Diana Tahchieva for Innovation Process Technology AG (ipt)

Posted on Feb 24

Data Governance with dbt, Terraform, and Dataplex: A Practical Guide to BigQuery Policy Tags

#datagovernance #googlecloud #terraform #dbt

Welcome to a hands-on guide for implementing BigQuery Policy Tags, an important feature for data governance. If you're new to Google Cloud Platform (GCP) and have heard of dbt, Terraform, and Data Catalog but aren't sure how they work together, this tutorial provides a simple, practical example. We'll apply policy tags to a sample clients table in BigQuery to enforce data governance.

What Are Policy Tags?
Policy Tags are classification labels for data in BigQuery, helping manage privacy, compliance, and access control. These tags are particularly important in industries like healthcare and finance, where data sensitivity is a key concern.

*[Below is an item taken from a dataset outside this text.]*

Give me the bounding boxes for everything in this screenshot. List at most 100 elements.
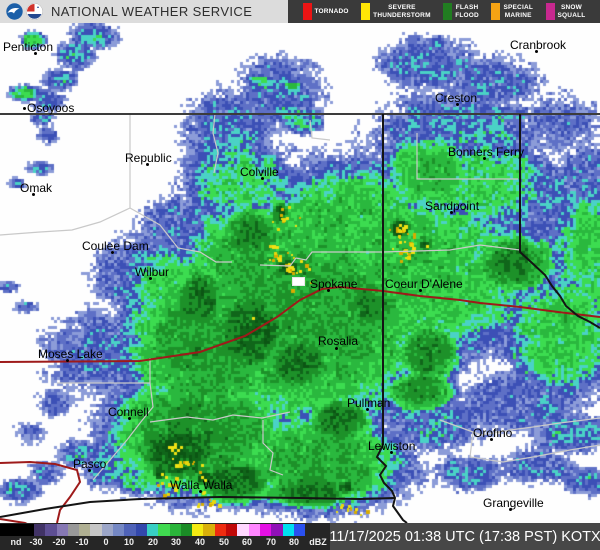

Why Use dbt, Terraform, and Dataplex for Policy Tag Management?
Using dbt and Terraform to define Policy Tags as code, and Dataplex for governance, you can keep track of changes, facilitate team collaboration, audit activities, and easily roll back to previous configurations.
Additionally, you can consistently manage Policy Tags across multiple datasets and projects, reducing manual labor. Automation through these tools minimizes human error and ensures policy tags are consistently applied.
While dbt integrates seamlessly into existing data pipelines, applying Policy Tags during data transformation and modeling, dataplex unifies governance across various data stores.

Understanding the Tools

Let us have a closer look at what are dbt, terraform and dataplex.
• dbt (Data Build Tool) is an open-source tool for transforming and modeling data within your data warehouse (like BigQuery). dbt enables you to write a more maintainable SQL code and allows you to attach metadata, such as Policy Tags, to your data transformations. Additionally, as the objects in BigQuery can be referenced, dbt is able to make a Directed Acyclic Graph of the entire data platform, based on which we can observe all dependencies among the data.
• Terraform is an Infrastructure as Code (IaC) tool that lets you define and manage your cloud infrastructure using configuration files. Terraform automates the provisioning and management of resources including enabling APIs, managing permissions, and creating Policy Taxonomies and Tags.
• Dataplex is a Google Cloud service that provides unified data governance and management. It helps discover, organize, and manage data assets, ensuring consistent data handling and enforcement of Policy Tags.

How They Work Together

OK, now that we know what dbt, Terraform, and Dataplex are, let's explore how they work together.
Terraform establishes the required infrastructure and permissions for managing Policy Tags by creating taxonomies and tags within Google Cloud Data Catalog. At the same time, dbt handles data transformation in BigQuery, applying Policy Tags to specific columns within your models. The meta section in the dbt model facilitates metadata association, ensuring proper organization and governance. Meanwhile, Dataplex functions as a centralized governance layer, maintaining consistency in the application and monitoring of Policy Tags across all data assets. Together, these tools create a seamless, scalable, and automated data governance system that enhances visibility, reduces manual effort, and minimizes the risk of human error.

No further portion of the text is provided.